Книги, что надо особо отметить, рвал, почему отец и соорудил полки, допрыгнуть до которых Иван не мог даже в десятилетнем возрасте, уже испытывая потребность в знаниях, уже беря верх в схватках с пацанами постарше. Как перевоспитать хулигана, родители не знали, с ликованием поэтому спешили к двери, когда приходил дальний родственник отца, питерский рабочий Пантелей, вернувшийся из Саратовской губернии, куда его посылали создавать колхоз, развалившийся в тот момент, когда крестьянам позволили забрать своих буренок из коллективного стада, и этого краткого периода послабления питерский рабочий выдержать не смог, в знак протеста убрался восвояси, горя мщением, втихую от родителей Ивана вымещая на мальчишеских ягодицах и ненависть к частному землепользованию, и презрение к новым порядкам. Стиснув зубы, Ваня покорно подставлял под взметнувшийся ремень свой возмущенный зад; мальчика начинала чем-то притягивать процедура порки, ни мать, ни отец так никогда и не узнали, что их сына еженедельно лупцует Пантелей: Ваня молчал, Ваня учился боли, терпению, поражаясь тому, что упоенно дерется со сверстниками, не ощущая боли от ударов их и удивляясь, отчего при шлепке матери страданием наливается тело. Боли бывают разными - к такой догадке пришел он, и легче всего переносятся ушибы и удары, полученные в схватках с врагами - такими же, как он, мальчишками соседнего двора.
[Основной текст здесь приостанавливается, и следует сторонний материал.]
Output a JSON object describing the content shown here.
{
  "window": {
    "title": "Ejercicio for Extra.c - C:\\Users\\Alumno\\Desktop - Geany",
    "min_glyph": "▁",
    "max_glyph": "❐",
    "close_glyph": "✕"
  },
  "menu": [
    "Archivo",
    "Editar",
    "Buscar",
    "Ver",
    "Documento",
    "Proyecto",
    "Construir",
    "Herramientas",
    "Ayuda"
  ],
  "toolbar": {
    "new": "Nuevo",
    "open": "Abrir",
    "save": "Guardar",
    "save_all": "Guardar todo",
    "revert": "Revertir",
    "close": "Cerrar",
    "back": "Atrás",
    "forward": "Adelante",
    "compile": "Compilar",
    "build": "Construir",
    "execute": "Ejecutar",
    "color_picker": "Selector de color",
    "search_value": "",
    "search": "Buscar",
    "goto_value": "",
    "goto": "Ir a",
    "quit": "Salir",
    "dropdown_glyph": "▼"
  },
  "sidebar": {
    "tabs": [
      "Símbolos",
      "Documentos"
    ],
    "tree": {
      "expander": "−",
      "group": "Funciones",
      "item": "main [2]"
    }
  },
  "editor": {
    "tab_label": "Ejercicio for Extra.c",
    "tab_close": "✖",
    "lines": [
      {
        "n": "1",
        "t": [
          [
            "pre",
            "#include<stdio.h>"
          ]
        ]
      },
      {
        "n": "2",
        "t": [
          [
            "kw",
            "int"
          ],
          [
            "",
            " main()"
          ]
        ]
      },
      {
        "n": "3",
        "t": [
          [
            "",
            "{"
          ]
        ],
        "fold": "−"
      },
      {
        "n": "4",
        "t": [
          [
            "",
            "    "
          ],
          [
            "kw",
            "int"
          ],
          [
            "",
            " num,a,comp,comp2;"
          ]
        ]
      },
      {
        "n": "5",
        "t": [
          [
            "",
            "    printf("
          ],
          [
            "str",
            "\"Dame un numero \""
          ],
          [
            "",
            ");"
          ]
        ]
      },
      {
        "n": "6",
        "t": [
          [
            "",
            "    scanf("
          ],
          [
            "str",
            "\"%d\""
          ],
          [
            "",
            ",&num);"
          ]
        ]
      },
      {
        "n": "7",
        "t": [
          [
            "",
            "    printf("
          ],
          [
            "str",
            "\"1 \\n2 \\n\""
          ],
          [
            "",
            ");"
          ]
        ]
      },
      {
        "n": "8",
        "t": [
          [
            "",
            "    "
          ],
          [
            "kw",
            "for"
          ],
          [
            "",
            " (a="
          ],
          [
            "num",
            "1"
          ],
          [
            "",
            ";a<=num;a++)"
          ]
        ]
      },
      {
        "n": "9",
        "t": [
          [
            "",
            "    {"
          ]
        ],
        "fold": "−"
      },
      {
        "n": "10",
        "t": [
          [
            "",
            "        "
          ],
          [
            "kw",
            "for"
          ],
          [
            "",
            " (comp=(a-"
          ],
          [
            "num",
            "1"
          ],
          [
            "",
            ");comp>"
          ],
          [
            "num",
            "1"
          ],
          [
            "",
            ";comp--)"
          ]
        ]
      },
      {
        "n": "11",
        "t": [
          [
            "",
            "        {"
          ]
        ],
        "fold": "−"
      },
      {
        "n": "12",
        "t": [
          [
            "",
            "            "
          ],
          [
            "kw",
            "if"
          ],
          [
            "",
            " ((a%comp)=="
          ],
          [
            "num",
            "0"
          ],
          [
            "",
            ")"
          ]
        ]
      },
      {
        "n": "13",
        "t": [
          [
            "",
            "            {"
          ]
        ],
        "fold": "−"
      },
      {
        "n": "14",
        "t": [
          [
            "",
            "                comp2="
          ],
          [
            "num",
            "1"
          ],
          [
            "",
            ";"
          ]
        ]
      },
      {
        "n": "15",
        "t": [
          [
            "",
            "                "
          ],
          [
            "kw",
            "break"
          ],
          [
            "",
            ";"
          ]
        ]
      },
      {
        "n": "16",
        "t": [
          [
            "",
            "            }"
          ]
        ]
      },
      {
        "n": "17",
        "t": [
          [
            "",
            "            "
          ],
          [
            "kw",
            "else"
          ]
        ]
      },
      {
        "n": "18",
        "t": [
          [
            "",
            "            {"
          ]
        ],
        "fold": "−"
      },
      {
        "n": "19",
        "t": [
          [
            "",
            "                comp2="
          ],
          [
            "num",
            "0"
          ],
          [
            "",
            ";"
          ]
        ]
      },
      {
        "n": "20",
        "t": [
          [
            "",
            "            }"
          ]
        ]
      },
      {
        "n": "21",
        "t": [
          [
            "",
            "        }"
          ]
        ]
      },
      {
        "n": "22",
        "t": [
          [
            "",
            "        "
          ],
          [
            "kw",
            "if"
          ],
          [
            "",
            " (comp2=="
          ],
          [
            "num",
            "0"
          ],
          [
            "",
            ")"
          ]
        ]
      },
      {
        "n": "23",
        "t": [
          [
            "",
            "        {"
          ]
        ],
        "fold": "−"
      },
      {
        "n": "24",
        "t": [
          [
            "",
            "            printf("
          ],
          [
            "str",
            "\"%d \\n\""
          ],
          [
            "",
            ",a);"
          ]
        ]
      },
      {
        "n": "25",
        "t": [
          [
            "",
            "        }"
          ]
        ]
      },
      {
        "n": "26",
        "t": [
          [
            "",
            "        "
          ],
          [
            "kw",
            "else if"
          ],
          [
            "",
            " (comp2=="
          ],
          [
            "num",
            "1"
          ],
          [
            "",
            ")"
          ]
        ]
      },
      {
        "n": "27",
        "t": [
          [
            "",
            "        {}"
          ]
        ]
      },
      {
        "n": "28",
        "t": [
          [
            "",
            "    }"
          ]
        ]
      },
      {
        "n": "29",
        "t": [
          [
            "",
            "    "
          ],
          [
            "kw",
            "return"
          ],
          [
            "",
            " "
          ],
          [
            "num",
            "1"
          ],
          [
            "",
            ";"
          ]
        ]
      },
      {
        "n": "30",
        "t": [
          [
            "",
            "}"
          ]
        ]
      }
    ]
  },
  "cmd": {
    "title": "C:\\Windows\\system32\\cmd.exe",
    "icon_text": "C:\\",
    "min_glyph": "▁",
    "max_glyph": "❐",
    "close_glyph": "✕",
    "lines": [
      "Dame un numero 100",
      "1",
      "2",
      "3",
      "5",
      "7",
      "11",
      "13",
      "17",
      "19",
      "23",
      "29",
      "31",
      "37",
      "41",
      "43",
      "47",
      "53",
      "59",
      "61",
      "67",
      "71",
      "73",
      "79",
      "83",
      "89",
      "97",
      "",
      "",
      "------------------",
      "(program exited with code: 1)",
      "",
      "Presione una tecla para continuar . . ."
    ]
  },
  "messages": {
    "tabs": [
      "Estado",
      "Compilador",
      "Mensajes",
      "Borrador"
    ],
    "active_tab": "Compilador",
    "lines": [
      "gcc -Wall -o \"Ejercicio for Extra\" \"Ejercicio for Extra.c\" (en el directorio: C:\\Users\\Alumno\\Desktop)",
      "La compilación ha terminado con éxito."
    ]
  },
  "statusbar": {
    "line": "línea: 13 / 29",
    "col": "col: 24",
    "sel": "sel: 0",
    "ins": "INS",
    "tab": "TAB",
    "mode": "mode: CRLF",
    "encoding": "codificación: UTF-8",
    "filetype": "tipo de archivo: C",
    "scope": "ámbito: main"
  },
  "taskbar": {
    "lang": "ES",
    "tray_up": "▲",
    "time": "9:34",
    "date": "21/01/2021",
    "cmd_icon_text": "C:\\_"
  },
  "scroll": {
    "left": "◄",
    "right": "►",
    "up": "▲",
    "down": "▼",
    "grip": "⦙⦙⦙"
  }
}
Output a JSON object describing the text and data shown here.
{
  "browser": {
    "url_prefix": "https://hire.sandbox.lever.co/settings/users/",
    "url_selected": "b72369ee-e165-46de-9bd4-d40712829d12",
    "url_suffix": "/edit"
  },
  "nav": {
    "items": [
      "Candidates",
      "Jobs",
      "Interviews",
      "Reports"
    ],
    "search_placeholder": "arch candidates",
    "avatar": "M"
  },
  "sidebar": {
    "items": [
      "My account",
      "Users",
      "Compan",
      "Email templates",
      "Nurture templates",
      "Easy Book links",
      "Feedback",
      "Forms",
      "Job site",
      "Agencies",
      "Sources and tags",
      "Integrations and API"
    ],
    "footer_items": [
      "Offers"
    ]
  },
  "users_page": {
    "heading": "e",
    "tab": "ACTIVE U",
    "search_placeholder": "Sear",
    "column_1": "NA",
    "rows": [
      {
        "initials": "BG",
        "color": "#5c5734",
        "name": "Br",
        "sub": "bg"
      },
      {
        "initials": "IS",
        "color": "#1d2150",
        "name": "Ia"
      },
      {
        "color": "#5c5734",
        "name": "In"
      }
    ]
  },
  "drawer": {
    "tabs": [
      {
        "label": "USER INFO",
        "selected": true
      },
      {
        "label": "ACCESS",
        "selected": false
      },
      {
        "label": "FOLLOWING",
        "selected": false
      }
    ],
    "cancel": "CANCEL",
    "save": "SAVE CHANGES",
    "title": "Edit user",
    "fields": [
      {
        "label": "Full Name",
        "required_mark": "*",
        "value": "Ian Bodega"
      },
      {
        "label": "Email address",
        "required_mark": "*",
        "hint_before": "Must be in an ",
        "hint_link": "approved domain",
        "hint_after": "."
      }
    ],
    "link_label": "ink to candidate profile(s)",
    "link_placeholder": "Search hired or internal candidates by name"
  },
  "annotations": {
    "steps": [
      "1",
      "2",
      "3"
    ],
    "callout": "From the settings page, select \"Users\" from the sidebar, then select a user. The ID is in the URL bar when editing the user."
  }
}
Он стал накачивать в себе ненависть к Пантелею; притворно поохав, застегивал штаны и преспокойно уходил в другую комнату делать уроки, забывая о только что проведенном сеансе педагогики, который, конечно, не возрадовал бы родителей - у тех были свои боли и радости. Отца к тому времени вытурили из академии за «неправильную работу с женсоставом», о чем не раз напоминала со смехом мать в скоротечных и бурных семейных ссорах. Еще не повзрослев, Иван догадался, что и мать можно обвинить в кое-какой работе с «мужсоставом»: от всех женщин Ленинграда мать отличалась красотой и вечной молодостью, мужчины расступались, когда она входила в магазин.